So bullying has finally reached one of the most storied college sports franchises, the UCLA Bruins basketball team, reports ESPN.
Ben Howland, UCLA coach, is said to have lost control of the program and team players, reportedly allowing for bullying and all sorts of other unsavory activities to take place. Players were allegedly fighting with each other, intentionally injuring one another, drinking and smoking weed at practice, and using E (the drug, not the physics coefficient) at off-campus parties.
Reeves Nelson is the only player to speak about and possibly accept responsibility for fights and fouls that kept other players from playing.
"On all that stuff, I have no trouble admitting that I lost control of my emotions sometimes," Nelson said, reports ESPN.
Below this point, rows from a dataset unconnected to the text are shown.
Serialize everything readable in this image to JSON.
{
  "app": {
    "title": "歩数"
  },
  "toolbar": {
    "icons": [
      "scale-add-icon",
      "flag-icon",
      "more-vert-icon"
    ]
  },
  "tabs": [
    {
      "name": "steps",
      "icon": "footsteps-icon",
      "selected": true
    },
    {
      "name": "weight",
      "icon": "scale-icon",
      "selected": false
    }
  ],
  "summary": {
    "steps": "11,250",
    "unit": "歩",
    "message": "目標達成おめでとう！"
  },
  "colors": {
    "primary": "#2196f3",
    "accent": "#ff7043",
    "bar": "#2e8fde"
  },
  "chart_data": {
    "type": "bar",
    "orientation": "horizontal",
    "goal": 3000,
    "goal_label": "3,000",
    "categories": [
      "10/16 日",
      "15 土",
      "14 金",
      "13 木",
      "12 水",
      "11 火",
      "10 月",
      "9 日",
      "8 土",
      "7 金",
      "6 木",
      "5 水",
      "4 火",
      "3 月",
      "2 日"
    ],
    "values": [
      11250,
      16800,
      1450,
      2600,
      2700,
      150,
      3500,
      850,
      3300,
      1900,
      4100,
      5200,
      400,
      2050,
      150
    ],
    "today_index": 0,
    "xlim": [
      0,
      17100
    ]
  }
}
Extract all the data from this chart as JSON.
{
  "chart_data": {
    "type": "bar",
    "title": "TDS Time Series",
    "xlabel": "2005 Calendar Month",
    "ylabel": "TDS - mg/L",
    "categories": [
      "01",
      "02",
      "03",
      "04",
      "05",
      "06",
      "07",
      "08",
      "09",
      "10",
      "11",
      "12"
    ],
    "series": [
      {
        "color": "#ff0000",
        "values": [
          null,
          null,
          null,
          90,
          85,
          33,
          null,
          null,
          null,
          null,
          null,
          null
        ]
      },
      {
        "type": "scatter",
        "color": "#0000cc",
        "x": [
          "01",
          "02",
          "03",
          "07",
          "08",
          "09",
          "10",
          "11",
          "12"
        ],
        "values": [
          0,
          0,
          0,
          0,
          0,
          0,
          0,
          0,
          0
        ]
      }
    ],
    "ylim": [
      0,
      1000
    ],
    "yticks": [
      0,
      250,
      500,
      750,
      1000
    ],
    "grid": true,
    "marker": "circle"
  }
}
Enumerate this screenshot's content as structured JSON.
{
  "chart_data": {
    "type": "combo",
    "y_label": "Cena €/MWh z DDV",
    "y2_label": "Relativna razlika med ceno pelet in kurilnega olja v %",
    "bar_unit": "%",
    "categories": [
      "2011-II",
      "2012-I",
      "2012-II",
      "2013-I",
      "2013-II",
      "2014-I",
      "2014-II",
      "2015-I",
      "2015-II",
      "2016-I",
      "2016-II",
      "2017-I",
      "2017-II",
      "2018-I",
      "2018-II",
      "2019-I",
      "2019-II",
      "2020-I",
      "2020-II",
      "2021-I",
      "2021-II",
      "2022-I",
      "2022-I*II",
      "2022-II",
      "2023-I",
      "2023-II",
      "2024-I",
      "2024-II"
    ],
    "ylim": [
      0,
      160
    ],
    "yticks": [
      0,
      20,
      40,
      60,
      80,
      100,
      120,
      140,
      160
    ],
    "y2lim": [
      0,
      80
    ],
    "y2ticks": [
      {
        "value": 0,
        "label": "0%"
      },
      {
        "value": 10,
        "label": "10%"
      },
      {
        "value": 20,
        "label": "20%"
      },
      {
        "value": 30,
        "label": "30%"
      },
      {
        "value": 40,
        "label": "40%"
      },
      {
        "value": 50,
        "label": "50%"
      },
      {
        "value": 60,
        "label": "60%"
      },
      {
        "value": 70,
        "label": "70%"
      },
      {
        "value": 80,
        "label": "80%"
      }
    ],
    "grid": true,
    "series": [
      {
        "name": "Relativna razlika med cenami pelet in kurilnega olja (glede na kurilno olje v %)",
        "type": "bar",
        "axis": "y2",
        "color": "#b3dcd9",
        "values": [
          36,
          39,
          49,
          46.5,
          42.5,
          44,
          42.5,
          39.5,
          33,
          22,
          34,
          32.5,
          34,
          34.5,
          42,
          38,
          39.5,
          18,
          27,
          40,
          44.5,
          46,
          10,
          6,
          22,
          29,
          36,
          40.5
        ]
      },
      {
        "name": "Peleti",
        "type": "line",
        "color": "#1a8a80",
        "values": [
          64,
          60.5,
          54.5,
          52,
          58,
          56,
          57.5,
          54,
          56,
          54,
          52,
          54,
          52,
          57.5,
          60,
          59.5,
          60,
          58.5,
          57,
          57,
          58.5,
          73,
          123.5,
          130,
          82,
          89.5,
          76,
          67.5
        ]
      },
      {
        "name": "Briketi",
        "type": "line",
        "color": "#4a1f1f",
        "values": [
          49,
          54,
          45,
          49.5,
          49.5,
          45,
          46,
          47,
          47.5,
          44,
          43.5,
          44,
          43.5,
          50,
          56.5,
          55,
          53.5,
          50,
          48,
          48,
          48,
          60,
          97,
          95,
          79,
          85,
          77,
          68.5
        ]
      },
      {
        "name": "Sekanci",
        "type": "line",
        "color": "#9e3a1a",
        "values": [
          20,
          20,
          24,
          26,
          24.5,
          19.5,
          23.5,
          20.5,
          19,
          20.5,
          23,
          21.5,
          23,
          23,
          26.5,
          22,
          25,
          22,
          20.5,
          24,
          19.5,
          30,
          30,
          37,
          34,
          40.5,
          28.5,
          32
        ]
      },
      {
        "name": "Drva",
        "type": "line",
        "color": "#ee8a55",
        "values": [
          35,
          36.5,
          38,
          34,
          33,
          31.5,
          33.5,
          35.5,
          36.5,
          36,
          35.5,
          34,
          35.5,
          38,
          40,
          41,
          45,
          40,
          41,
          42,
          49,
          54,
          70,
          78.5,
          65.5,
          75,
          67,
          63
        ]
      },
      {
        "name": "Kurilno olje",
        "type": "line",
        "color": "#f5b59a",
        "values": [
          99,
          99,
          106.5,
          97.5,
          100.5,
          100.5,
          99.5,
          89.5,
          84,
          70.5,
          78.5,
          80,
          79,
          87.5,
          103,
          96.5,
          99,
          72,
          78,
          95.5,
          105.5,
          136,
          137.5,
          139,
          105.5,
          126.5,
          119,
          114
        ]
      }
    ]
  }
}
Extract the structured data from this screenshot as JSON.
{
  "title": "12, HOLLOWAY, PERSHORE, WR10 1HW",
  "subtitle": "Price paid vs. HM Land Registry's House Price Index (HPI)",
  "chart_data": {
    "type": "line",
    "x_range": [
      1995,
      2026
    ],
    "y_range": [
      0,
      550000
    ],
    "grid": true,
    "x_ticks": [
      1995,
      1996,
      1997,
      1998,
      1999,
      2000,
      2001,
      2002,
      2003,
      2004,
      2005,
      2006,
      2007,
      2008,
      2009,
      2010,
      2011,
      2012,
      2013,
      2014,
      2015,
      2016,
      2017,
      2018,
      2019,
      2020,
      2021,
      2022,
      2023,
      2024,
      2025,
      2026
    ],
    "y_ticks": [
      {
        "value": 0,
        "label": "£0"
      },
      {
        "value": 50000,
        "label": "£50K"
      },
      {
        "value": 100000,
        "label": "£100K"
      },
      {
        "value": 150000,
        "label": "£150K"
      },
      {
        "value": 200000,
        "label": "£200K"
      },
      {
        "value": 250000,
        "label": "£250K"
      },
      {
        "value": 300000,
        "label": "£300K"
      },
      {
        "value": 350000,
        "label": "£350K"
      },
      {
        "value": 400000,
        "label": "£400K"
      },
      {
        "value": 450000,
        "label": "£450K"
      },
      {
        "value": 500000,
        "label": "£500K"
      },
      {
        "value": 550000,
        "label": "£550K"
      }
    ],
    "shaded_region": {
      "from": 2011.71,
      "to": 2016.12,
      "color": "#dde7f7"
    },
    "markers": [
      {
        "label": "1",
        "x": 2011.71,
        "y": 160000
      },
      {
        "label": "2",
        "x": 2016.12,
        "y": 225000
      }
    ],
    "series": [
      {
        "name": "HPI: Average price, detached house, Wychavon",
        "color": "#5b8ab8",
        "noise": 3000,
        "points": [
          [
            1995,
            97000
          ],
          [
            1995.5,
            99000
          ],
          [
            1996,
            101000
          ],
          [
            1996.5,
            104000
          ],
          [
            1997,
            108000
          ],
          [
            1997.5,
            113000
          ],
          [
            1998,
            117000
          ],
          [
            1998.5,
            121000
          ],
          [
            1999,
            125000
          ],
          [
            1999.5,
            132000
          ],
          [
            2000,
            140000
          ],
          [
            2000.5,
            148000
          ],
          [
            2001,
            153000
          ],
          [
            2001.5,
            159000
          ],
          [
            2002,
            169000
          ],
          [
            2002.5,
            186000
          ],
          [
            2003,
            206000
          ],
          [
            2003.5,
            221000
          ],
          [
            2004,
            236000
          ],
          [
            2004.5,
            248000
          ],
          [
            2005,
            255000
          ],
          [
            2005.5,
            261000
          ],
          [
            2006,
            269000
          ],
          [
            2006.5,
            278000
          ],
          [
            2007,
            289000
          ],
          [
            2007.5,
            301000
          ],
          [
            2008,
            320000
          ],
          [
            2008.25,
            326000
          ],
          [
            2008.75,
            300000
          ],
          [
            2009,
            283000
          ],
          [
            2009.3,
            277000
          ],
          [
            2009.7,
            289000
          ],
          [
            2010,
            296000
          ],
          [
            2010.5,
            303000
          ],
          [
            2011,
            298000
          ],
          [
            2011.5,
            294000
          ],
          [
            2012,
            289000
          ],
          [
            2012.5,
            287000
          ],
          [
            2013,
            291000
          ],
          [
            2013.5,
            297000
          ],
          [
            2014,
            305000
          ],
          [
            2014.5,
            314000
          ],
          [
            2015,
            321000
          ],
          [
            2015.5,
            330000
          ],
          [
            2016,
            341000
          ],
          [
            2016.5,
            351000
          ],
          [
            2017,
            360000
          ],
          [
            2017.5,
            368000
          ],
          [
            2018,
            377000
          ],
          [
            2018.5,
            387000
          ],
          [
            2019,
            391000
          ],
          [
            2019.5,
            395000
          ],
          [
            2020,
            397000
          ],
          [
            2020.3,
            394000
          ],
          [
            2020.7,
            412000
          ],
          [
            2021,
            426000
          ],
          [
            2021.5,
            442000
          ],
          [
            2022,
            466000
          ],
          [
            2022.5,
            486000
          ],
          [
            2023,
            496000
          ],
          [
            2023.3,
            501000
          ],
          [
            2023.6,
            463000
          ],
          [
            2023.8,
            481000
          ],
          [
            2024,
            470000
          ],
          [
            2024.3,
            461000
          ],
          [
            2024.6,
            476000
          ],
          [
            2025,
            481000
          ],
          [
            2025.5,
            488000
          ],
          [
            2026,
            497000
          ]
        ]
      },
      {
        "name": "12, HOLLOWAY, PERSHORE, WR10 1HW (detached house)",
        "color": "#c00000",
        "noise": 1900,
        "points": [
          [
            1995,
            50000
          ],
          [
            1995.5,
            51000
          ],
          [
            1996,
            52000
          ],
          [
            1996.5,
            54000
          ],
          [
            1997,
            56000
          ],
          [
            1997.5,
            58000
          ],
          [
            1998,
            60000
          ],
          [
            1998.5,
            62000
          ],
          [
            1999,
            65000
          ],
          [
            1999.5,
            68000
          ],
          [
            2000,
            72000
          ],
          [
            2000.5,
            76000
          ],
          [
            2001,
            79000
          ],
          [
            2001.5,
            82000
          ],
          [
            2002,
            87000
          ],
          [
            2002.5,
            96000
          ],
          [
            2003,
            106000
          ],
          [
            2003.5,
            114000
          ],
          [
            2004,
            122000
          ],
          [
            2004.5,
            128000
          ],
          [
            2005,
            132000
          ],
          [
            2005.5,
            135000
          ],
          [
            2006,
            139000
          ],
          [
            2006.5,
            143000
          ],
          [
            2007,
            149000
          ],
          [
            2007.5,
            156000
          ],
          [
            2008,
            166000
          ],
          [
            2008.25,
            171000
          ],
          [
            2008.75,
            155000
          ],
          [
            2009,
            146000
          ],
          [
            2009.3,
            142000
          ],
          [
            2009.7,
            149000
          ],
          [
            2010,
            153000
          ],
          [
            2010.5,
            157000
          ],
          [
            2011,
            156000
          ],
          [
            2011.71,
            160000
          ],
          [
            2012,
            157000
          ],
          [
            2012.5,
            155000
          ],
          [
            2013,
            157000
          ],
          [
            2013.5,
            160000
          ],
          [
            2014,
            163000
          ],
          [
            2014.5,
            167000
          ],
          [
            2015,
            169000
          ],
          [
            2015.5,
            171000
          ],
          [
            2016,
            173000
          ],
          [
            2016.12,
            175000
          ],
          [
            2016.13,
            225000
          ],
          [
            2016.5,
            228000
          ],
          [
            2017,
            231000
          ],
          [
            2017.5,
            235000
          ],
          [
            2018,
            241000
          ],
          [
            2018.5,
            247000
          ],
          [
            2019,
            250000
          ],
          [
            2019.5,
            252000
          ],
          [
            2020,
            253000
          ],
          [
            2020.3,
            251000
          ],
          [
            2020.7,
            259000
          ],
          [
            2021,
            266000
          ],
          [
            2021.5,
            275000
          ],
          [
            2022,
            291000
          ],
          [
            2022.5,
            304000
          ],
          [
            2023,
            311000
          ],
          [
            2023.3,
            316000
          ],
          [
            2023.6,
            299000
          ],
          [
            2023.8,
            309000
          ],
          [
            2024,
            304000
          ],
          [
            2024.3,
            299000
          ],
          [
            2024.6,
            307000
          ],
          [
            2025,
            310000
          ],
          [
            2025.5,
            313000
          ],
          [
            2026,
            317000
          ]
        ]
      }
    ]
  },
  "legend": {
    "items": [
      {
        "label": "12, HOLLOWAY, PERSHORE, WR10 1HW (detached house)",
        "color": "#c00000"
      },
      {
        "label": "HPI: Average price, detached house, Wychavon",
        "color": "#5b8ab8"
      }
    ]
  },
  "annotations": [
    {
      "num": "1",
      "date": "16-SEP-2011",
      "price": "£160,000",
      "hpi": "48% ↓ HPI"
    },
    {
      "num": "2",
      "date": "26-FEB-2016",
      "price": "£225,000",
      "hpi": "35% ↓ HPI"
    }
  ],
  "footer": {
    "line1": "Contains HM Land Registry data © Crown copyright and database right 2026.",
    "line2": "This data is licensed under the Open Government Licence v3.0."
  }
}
Nelson's attorney has called stories about his actions "nonsensical" and has demanded a retraction.
Of course, what this means is that as March Madness -- the annual NCAA basketball tournament -- approaches, the 'Ben Howland at UCLA lost control' story could get epic levels of attention. However, the attention might be less than in other years because UCLA is not quite as good this year as it has been previously.
But the question now is whether there will be any sort of criminal investigation into the incidents, as is often the case with bullying. For example, will Reeves Nelson face criminal assault charges? Will Ben Howland speak to the authorities to address what went on inside the locker room?
In most states, an assault/battery is committed when one person 1) tries to or does physically strike another, or 2) acts in a threatening manner to put another in fear of immediate harm.
Will there be officials out there who will try to put the UCLA bullying into that category? Will they learn a lesson from the hazing tragedy at Florida A & M before it's too late? It all remains to be seen.